Netflix realized years ago that the public internet is a dirt road full of potholes. So they built their own private highway. They designed physical hardware, bright red boxes packed with hard drives, and shipped them to Internet Service Providers (ISPs) all over the world.

These boxes sit inside the data centers of your local internet provider. They are like mini-warehouses. When a new season of The Queen’s Gambit comes out, Netflix pre-loads it onto these boxes at 4 AM when nobody is using the internet.

So when you stream the show, the data is not traveling from an Amazon data center in Virginia. It is traveling from a box down the street. It might travel five miles instead of two thousand.

It is an invasive, brilliant strategy. It is like Netflix insisted on installing a mini-fridge in your neighbor’s garage just to ensure your beer is three degrees colder. During the cloud outage, even if the “brain” of Netflix (the control plane in AWS) was having a seizure, the “body” (the video files in Open Connect) was fine. The content was already local. The cloud could burn, but the movie was already in the house.
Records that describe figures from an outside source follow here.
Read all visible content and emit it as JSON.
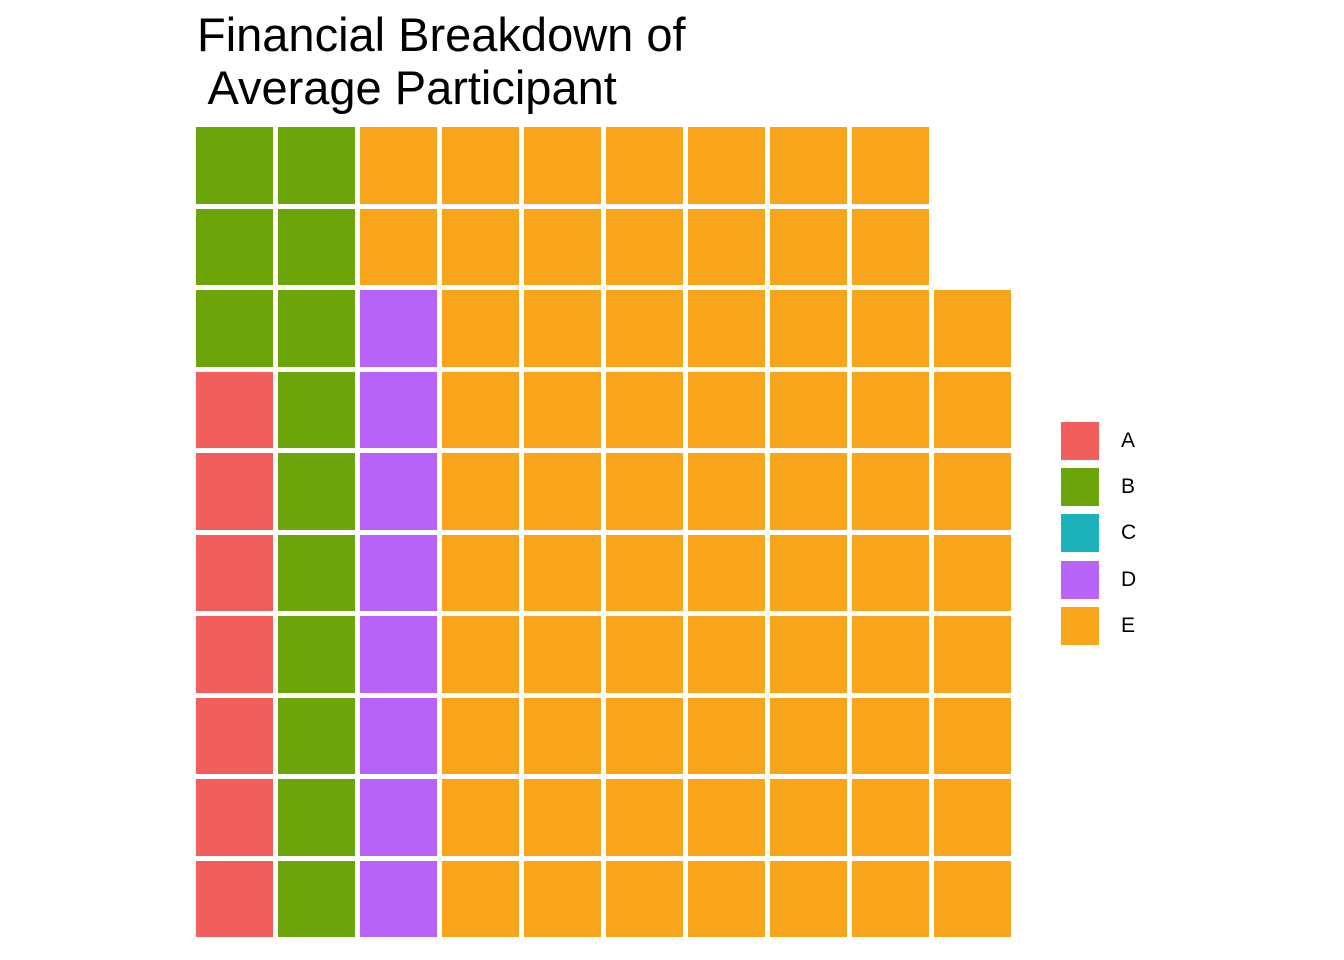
{
  "title": {
    "line1": "Financial Breakdown of",
    "line2": " Average Participant"
  },
  "colors": {
    "A": "#F15E5B",
    "B": "#6CA50A",
    "C": "#1CB2BA",
    "D": "#B863F8",
    "E": "#F9A51B"
  },
  "legend": {
    "position": "right",
    "items": [
      {
        "label": "A",
        "color": "#F15E5B"
      },
      {
        "label": "B",
        "color": "#6CA50A"
      },
      {
        "label": "C",
        "color": "#1CB2BA"
      },
      {
        "label": "D",
        "color": "#B863F8"
      },
      {
        "label": "E",
        "color": "#F9A51B"
      }
    ]
  },
  "chart_data": {
    "type": "waffle",
    "title": "Financial Breakdown of\n Average Participant",
    "categories": [
      "A",
      "B",
      "C",
      "D",
      "E"
    ],
    "values": [
      7,
      13,
      0,
      8,
      70
    ],
    "total_squares": 98,
    "grid": {
      "rows": 10,
      "cols": 10,
      "fill_direction": "column-wise, bottom-to-top, starting bottom-left",
      "gap_color": "#ffffff"
    },
    "rows_top_to_bottom": [
      "BBEEEEEEE.",
      "BBEEEEEEE.",
      "BBDEEEEEEE",
      "ABDEEEEEEE",
      "ABDEEEEEEE",
      "ABDEEEEEEE",
      "ABDEEEEEEE",
      "ABDEEEEEEE",
      "ABDEEEEEEE",
      "ABDEEEEEEE"
    ],
    "legend_entries": [
      "A",
      "B",
      "C",
      "D",
      "E"
    ],
    "legend_position": "right"
  }
}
The beautiful absurdity of it all

The irony is delicious. Netflix is AWS’s biggest customer and its biggest success story. Yet they survive on AWS by fundamentally refusing to trust AWS. They cache credentials, they pre-pull images, they build their own delivery network, and they unleash monkeys to destroy their own servers just to prove they can survive the murder attempt.

They have weaponized Murphy’s Law. They built a company where the unofficial motto seems to be “Everything fails, all the time, so let’s get good at failing.”

So the next time the internet breaks and your Slack goes silent, do not panic. Just open Netflix. Somewhere in the dark, a Chaos Monkey is pulling a plug, a paranoid bouncer is shoving traffic away from a burning server, and your binge-watching will continue uninterrupted. The internet might be held together by duct tape and hubris, but Netflix has invested in really, really expensive duct tape.